Keeping the language of a collection letter somewhat vague and stopping short of providing legal advice has allowed a defendant to be granted a motion to dismiss after it was sued for allegedly violating the Fair Debt Collection Practices Act because it did not specifically reference a state law on reviving the statute of limitations in a collection letter.
A copy of the ruling in the case of Domke v. MRS BPO can be accessed by clicking here.
The plaintiff received a collection letter from the defendant that included the following passage:
The law limits how long you can be sued on a debt. Because of the age of your debt, JEFFERSON CAPITAL SYSTEMS LLC cannot sue you for it. If you do not pay the debt, JEFFERSON CAPITAL SYSTEMS LLC may report or continue to report the debt to any credit reporting agency. MRS cannot sue you on this debt, and MRS cannot credit report this debt.
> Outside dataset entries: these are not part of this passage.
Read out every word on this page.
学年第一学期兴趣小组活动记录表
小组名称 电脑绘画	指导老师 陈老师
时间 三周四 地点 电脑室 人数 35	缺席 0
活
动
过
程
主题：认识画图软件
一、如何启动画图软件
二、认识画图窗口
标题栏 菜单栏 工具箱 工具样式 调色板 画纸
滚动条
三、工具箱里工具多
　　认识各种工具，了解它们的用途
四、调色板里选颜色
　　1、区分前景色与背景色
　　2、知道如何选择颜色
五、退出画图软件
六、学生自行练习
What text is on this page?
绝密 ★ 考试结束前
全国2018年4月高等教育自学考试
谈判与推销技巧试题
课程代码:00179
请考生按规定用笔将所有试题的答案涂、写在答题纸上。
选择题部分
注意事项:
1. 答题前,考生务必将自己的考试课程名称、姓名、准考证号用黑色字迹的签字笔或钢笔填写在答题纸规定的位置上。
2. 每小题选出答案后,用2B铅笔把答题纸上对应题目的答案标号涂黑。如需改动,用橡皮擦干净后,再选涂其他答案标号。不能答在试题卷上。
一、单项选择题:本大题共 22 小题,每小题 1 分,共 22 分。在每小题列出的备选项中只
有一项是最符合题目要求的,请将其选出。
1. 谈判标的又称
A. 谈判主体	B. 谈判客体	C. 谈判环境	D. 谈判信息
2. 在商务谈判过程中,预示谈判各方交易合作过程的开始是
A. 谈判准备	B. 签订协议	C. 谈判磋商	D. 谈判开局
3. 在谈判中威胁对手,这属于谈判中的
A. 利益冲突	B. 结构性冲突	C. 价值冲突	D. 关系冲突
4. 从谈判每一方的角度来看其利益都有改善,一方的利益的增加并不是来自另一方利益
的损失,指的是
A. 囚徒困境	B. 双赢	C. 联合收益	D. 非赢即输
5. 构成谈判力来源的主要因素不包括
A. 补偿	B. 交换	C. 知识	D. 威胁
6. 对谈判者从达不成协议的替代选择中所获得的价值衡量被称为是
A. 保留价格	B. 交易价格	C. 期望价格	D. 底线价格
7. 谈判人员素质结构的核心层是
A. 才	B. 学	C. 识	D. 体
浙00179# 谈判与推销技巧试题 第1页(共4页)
In many circumstances, you can renew the debt and restart the time period for the filing of a lawsuit against you if you take specific action such as making certain payment on the debt or making a written promise to pay. You should determine the effect of any actions you take with respect to this debt.
The plaintiff sued, because in Florida, the statute of limitations can only be revived through a signed written agreement; a partial repayment does not restart the statute of limitations clock. The letter, argued the plaintiff, violated Section 1692e(2)(A), which prohibits the use of false or misleading representations in connection with the collection of a debt. The plaintiff argued that the letter misrepresented the Florida law by suggesting a partial repayment could restart the statute of limitations.
But because the defendant included phrases like “in many cases,” the letter does not specifically state what circumstances or what payment would be required to restart the statute of limitations. Going into more specifics may cross the line into offering legal advice, the letter “did no more than provide general information cautioning Plaintiff that action by Plaintiff could change the legal status of the debt,” wrote Judge Charlene Edwards Honeywell of the District Court for the Middle District of Florida, Tampa Division.